Spark Structured streaming - dropDuplicates with watermark

Nirmal Manoharan
I am trying to deduplicate on streaming data using the dropDuplicate function with watermark. The problem I am facing currently is that I have to two timestamps for a given record
1. One is the eventtimestamp - timestamp of the record creation from the source
2. Another is an transfer timestamp - timestamp from an intermediate process that is responsible to stream the data.
The duplicates are introduced during the intermediate stage so for a given a record duplicate, the eventtimestamp is same but transfer timestamp is different.

For the watermark, I like to use the transfertimestamp because I know the duplicates cant occur more than 3 minutes apart in transfer. But I cant use it within dropDuplicate because it wont capture the duplicates as the duplicates have different transfer timestamp.

Here is an example,
        Event 1:{ "EventString":"example1", "Eventtimestamp": "2018-11-29T10:00:00.00", "TransferTimestamp": "2018-11-29T10:05:00.00" }
        Event 2 (duplicate): {"EventString":"example1", "Eventtimestamp": "2018-11-29T10:00:00.00", "TransferTimestamp": "2018-11-29T10:08:00.00"}

In this case, the duplicate was created during transfer after 3 mins from the original event

My code is like below,
   
streamDataset.
    .withWatermark("transferTimestamp", "4 minutes")
    .dropDuplicates("eventstring","transferTimestamp");

The above code won't drop the duplicates as transferTimestamp is unique for the event and its duplicate. But currently, this is the only way as Spark forces me to include the watermark column in the dropDuplicates function.

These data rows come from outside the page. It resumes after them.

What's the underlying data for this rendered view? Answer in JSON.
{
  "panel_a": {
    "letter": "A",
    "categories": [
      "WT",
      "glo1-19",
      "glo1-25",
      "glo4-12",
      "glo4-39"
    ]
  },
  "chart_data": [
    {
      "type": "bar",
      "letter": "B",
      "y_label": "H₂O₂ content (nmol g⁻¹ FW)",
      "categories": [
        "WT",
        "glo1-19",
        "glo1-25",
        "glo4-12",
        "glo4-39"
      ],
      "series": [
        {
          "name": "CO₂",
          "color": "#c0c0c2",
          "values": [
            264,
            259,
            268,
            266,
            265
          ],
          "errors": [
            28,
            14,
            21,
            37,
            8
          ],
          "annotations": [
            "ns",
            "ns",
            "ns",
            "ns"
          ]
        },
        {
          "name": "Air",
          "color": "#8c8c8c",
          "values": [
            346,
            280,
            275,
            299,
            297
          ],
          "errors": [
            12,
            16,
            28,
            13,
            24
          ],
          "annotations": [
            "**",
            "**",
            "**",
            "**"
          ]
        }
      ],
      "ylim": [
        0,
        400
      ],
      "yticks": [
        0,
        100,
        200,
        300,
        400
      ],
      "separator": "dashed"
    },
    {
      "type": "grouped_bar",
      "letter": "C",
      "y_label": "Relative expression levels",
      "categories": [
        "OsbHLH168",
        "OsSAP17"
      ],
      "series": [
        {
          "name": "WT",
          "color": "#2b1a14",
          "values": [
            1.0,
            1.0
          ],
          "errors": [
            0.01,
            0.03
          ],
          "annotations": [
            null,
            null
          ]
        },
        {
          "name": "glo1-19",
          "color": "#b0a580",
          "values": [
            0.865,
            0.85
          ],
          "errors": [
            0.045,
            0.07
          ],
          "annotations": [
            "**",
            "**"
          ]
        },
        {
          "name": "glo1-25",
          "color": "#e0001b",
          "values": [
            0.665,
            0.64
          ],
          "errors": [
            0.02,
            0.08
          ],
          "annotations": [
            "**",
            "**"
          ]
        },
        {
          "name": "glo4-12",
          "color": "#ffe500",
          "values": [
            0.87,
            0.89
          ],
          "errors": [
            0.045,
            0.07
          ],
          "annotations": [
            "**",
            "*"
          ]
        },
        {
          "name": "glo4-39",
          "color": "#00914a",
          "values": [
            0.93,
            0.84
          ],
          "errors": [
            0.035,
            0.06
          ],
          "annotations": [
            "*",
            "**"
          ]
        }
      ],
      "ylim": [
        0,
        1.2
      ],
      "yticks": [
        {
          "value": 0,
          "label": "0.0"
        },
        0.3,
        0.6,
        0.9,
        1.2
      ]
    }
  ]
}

I would really like to see an dropDuplicate implementation like below which would be a valid case for any at-least once semantics streams where I dont have to use the watermark field in dropDuplicates and still the watermark based state eviction is honored.
streamDataset.
    .withWatermark("transferTimestamp", "4 minutes")
    .dropDuplicates("eventstring");

If anyone has an alternate solution for this, please let me know. I cant use the eventtimestamp as it is not ordered and time range varies drastically (delayed events and junk events).

Thanks in advance
-Nirmal